O presidente do Legislativo, Silvio Cleffi (PSC), lembrou que o cartão magnético, que substituiu o pagamento em folha, foi entregue na segunda-feira, dia 22, aos funcionários, antes que o veto fosse votado. “Isso foi uma afronta”, destacou durante a sessão.

Na coluna Olhando a Maré desta quarta-feira, dia 24, o colunista Herculano Domício fez uma análise da votação de terça. Confira clicando AQUI.

Lembre o caso

A princípio, a Prefeitura de Gaspar tinha anunciado para setembro a implantação do cartão que substituiria o recebimento do auxílio-alimentação em pecúnia. A mudança valeria para todos os servidores públicos, regidos pelos sistemas estatutário e celetista. Essa proposta já tinha sido levada ao plenário outras duas vezes. Em julho, a Comissão de Legislação Justiça e Redação aprovou o arquivamento da proposta. Mas, a pedido do autor do projeto, o texto foi submetido à votação em Plenário.

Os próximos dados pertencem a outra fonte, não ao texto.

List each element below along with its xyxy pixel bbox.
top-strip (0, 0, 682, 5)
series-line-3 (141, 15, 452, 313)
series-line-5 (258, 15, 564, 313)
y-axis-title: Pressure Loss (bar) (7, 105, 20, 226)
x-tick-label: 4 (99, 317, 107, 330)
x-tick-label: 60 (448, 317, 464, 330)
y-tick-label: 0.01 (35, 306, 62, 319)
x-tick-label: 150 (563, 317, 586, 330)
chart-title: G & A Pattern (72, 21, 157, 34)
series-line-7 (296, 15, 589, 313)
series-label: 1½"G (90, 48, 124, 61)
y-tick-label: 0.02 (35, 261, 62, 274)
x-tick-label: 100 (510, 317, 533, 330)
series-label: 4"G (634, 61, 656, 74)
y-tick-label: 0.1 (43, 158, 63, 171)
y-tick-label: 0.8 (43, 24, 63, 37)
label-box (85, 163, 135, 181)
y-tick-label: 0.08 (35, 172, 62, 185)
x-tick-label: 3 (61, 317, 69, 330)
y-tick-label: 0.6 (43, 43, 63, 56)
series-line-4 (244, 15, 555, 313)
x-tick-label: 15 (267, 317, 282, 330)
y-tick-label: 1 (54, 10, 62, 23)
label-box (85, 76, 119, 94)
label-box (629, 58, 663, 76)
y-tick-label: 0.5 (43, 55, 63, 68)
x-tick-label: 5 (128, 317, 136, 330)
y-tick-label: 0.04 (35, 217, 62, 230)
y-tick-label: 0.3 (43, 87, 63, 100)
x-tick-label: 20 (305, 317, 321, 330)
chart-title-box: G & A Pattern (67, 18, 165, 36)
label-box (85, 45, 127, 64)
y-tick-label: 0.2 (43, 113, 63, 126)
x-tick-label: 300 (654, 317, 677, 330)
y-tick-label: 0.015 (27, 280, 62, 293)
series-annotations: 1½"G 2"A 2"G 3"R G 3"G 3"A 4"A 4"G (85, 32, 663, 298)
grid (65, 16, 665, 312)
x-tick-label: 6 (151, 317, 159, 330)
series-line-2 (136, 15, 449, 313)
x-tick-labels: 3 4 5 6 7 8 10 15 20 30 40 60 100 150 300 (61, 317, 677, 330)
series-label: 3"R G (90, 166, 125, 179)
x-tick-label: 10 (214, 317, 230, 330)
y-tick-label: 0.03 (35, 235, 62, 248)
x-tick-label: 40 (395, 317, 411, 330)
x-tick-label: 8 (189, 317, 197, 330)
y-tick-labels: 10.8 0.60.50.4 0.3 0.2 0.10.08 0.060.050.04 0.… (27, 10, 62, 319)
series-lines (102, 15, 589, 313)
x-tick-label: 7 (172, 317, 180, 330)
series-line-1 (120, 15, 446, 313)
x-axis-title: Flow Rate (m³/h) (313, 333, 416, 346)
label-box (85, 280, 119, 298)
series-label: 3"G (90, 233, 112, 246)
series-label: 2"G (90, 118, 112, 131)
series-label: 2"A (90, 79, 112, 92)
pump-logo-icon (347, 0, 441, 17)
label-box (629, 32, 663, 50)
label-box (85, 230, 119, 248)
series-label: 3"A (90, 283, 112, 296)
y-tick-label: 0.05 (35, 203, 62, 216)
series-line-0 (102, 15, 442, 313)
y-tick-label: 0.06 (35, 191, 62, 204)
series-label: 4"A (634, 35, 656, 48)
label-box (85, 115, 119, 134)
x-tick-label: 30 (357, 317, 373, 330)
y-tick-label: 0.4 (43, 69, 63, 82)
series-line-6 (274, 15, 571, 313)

Em 2 de agosto, os vereadores, por unanimidade, consideraram que o projeto não era inconstitucional e o PL voltou às comissões. O projeto foi aprovado por na sessão de 28 de agosto. Posteriormente, o Executivo alegou que a matéria é inconstitucional por infringir o princípio da separação dos poderes e a competência privativa do prefeito na iniciativa de projetos que versem sobre servidores públicos, conforme prevê a Lei Orgânica do Município.